When and How is PMI Tax Deductible?

by Tyler Osby on December 31, 2007

PmiGood news to those who have recently obtained or plan on obtaining a loan with private mortgage insurance!  IF you qualify, that mortgage insurance premium you’re paying is tax deductible through the year 2010! 

Newly passed by congress, the mortgage insurance deduction will be extended to 2010.
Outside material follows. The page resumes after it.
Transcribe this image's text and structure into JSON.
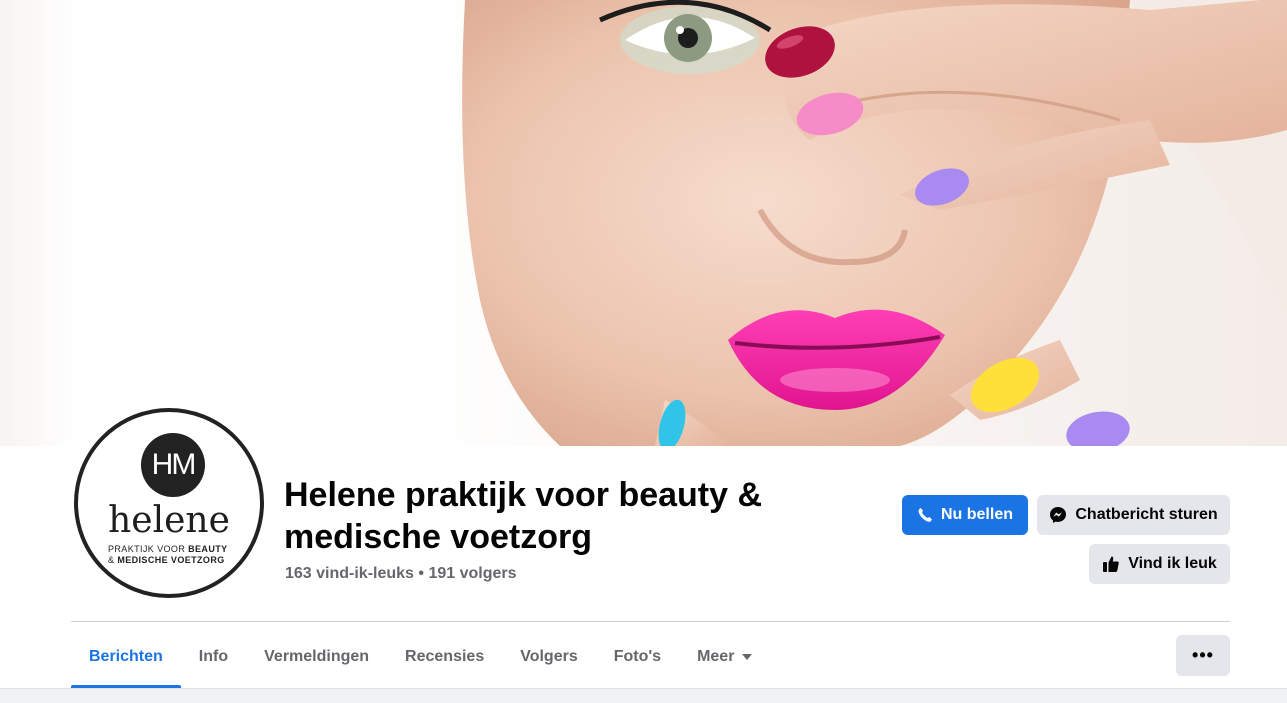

Do you qualify?  Here are the basics (from MGIC.com):

  1. The deduction applies to ‘Qualified Residences’.  Generally this is your primary residence and a non-rental secondary home.  (Investment properties with PMI don’t qualify for the deduction)
  2. Households with an adjusted gross income of $100,000 or less will be able to deduct 100% of their MI premiums.  The deduction is reduced by 10% for each additional $1,000 of adjusted gross household income up to $109,000 (details below).   
  3. If you file your taxes ‘Married, filing separately’ and you have adjusted gross incomes of $50,000 or less  you’ll be able to deduct 50% of your MI premiums.  The deduction is reduced 5% for each $500 of adjusted gross income up to $54,500.

Here’s a chart displaying the tax deduction percentages (courtesy of MGIC):

Mi_table

As always, please consult with a licensed professional about how these deductions work and if you qualify for this deduction.